Sounds like ur gonna need steel. Angelfish need a large tank to breed in.as for building up dont sound all that safe but if u do have a decent wide base to prevent toppling over. 1in square pipe should work great with right amount bracing an good welding. Local scrap yard should have some cheap.Had a 120g sitting on a DIY stand


----------



## Richbinduga (Apr 4, 2013)

would any sort of steel racks from home depot or lowes work out?


----------



## catfisherpro (Apr 5, 2013)

Don't think they would but dont know what type of racks they have


----------



## Tolak (Mar 10, 2013)

If you want to save money go with wood, 2x4's & such. Being wood these can be as plain or as fancy as you like, the obvious first choice would be paint to match the decor of the area they will be going in. Another option is a bit of router work on the edges to make them look less like plain construction lumber. You could go as far as wrapping the sides in finished one side plywood & adding a bit of stock millwork for trim, but this will add to the cost.
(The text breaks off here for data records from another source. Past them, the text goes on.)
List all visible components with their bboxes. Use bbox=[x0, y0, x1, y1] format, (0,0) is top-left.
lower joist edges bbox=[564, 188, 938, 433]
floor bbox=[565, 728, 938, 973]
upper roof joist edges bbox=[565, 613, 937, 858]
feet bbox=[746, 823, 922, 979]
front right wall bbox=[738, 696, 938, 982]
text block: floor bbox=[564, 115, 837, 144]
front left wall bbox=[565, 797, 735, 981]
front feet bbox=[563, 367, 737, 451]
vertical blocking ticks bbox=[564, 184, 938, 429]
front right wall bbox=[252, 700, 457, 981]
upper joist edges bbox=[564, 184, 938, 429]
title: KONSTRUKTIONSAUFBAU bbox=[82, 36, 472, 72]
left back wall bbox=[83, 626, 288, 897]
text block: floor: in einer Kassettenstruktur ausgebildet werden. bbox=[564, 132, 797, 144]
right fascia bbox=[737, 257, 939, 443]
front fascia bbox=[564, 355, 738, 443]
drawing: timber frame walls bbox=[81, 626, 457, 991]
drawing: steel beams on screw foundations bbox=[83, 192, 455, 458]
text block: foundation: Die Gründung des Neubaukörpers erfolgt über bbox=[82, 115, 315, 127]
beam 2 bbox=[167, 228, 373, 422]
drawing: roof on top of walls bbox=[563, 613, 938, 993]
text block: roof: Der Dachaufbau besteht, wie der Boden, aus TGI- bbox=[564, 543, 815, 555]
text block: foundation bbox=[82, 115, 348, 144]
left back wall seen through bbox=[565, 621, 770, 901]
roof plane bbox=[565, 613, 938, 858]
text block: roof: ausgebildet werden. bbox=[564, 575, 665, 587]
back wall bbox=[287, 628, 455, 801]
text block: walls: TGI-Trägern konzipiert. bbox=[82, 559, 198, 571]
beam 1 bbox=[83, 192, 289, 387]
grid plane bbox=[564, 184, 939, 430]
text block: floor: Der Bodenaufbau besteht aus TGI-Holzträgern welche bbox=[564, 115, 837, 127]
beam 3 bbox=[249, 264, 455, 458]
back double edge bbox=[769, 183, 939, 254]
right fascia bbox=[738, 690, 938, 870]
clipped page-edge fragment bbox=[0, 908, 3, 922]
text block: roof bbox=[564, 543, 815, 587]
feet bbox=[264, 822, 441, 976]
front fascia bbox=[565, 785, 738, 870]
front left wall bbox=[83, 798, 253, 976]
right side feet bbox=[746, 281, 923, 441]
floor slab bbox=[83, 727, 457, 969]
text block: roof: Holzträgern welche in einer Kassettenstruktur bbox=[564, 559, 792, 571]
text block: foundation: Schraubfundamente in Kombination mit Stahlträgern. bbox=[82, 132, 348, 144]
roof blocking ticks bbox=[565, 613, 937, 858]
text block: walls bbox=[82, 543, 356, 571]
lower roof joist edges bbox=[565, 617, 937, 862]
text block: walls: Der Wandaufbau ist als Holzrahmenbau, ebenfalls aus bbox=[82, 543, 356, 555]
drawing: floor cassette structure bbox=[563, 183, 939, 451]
I've got tanks stacked on racks, fishroom oriented towards angel breeding, plain 2x4's since they have their own room in the basement. Wood is plenty strong, these racks have been going for years, 10's, 29's, 40b's & such. Another option is gorilla racks, common among fishroom folks, a bit more costly & industrial looking, but they work well.


----------



## Richbinduga (Apr 4, 2013)

Gorilla racks look kind of cool actually. How strong are they?


----------



## coralbandit (Jul 29, 2012)

Gorilla Rack, a Division of Rapid Rack Industries, Inc. - Gorilla Rack, a Division of Rapid Rack Industries, Inc.
The site says the "boss" and the "brute" hold 2200 lbs. per shelf!


----------



## Tolak (Mar 10, 2013)

500-700 pounds per shelf with the standard capacity units, depending on length. I know people who put 30's & 40's on them without a problem, I would suggest securely anchoring them to a wall though.


----------



## Richbinduga (Apr 4, 2013)

Yeah they seem pretty b.a. How do you anchor them to a wall?


----------